According to Mr. Harriott, the hike in interest rates will have a substantial impact because investors will now opt to convert their US-dollar portfolio into Jamaican dollars. "It has had an immediate impact on the foreign exchange market, but how sustainable it will be is anybody's guess," he said. Moreover, he believes investors will choose the more attractive 180-day reverse repurchase instrument over the shorter term maturities. The rate on the 180-day instrument shot up 13.5 per cent to 33.15 per cent, while those on the 30, 60, 90 and 120-day maturities have been increased by between 1.75 per cent and 5.6 per cent. Interest rates on the 270 and 365-day maturities went up 13 and 11.95 per cent respectively.
However, yesterday's increase in interest rates stunned the equities market, pushing the Jamaica Stock Exchange (JSE) index down 613.04 points or 1.28 per cent to close at 47,263.53 points, and resulted in declines in 18 of the 25 stocks traded. The JSE All Jamaica Composite Index also declined substantially, losing 1,291.87 points or 2.77 per cent to close at 45,211.14 points, and the Jamaica Select Index declined by 3.42 per cent or 48.96 points to close at 1,382.21 points.
Market players said the new BoJ measure has served to erode certain gains made in the equities market especially during the past two weeks. Others said the movement is the stock market was probably not linked to the interest rate movements and will require a few more days to see if the pattern holds.
The BoJ said the interest rate movements which came a week after an increase in the shorter terms instruments with the same objective of improving the value of the Jamaican dollar "is intended to absorb Jamaican dollar liquidity that has facilitated the sharp depreciation in the exchange rate, and is supported by the decision of the Ministry of Finance to offer a US-dollar indexed bond at the beginning of April."
It said the Bank would continue to assess conditions in the foreign exchange market and take appropriate action to ensure its stability.
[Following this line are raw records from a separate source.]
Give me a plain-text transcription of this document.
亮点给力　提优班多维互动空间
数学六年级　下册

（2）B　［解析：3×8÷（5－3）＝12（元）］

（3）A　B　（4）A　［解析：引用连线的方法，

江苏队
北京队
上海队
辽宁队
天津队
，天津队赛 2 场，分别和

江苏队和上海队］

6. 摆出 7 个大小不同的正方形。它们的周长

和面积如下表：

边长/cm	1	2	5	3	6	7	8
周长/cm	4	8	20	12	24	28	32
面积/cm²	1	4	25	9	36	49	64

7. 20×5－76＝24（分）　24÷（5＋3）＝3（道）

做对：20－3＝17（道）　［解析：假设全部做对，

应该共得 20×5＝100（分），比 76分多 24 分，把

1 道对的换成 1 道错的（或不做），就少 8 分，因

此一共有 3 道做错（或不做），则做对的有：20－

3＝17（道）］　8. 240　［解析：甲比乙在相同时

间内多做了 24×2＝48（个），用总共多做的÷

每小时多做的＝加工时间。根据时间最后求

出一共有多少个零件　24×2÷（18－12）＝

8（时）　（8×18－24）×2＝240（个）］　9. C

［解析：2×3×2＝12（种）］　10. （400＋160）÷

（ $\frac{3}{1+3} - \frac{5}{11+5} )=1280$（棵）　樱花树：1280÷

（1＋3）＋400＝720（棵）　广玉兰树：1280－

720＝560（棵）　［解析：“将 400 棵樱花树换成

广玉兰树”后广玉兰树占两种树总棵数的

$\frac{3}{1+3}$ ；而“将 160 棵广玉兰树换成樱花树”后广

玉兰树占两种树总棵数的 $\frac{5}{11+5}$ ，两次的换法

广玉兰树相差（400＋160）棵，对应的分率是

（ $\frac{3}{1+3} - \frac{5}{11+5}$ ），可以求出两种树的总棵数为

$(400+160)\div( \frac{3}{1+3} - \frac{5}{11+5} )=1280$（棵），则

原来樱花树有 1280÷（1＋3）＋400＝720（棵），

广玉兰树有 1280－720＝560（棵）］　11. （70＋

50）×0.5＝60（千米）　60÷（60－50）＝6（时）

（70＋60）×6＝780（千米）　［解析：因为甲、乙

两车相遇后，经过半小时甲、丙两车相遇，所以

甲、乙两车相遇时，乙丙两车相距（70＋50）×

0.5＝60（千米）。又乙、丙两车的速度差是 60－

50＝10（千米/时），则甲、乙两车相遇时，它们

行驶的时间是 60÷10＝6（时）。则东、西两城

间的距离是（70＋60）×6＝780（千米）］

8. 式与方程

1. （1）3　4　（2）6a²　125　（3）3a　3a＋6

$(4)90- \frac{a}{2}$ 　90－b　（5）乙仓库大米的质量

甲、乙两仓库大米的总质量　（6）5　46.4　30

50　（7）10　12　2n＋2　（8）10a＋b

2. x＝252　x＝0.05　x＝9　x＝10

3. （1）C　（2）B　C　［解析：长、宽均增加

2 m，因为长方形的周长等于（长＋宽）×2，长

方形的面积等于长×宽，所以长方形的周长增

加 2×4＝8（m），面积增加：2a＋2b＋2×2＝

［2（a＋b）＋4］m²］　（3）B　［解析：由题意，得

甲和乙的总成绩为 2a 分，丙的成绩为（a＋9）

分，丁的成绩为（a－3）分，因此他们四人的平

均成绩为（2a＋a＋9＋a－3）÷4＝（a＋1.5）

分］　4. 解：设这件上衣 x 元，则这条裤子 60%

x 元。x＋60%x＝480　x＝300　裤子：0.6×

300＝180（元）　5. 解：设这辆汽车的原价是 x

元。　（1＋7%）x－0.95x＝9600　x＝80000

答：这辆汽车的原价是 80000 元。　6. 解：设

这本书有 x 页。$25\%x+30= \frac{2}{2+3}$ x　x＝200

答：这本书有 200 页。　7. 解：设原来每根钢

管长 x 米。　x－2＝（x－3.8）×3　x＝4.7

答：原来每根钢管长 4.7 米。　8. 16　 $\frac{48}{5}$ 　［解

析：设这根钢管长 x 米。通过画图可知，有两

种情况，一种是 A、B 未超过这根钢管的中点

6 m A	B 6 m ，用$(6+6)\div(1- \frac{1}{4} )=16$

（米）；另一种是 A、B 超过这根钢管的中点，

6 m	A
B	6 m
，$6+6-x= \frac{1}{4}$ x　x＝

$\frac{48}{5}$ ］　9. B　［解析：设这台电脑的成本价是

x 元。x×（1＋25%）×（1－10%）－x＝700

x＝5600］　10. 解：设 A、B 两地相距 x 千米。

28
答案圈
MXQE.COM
It was the fourth time since January that the BoJ has put in place corrective measures to shore up the value of the local currency. In January, it introduced a special five per cent deposit for commercial banks and other institutions licensed under the Financial Institutions Act. A month later, with the local currency still losing value, the central bank introduced a 150-day reverse repurchase instrument at interest rate of 30 per cent, but lifted it after only four days in the market.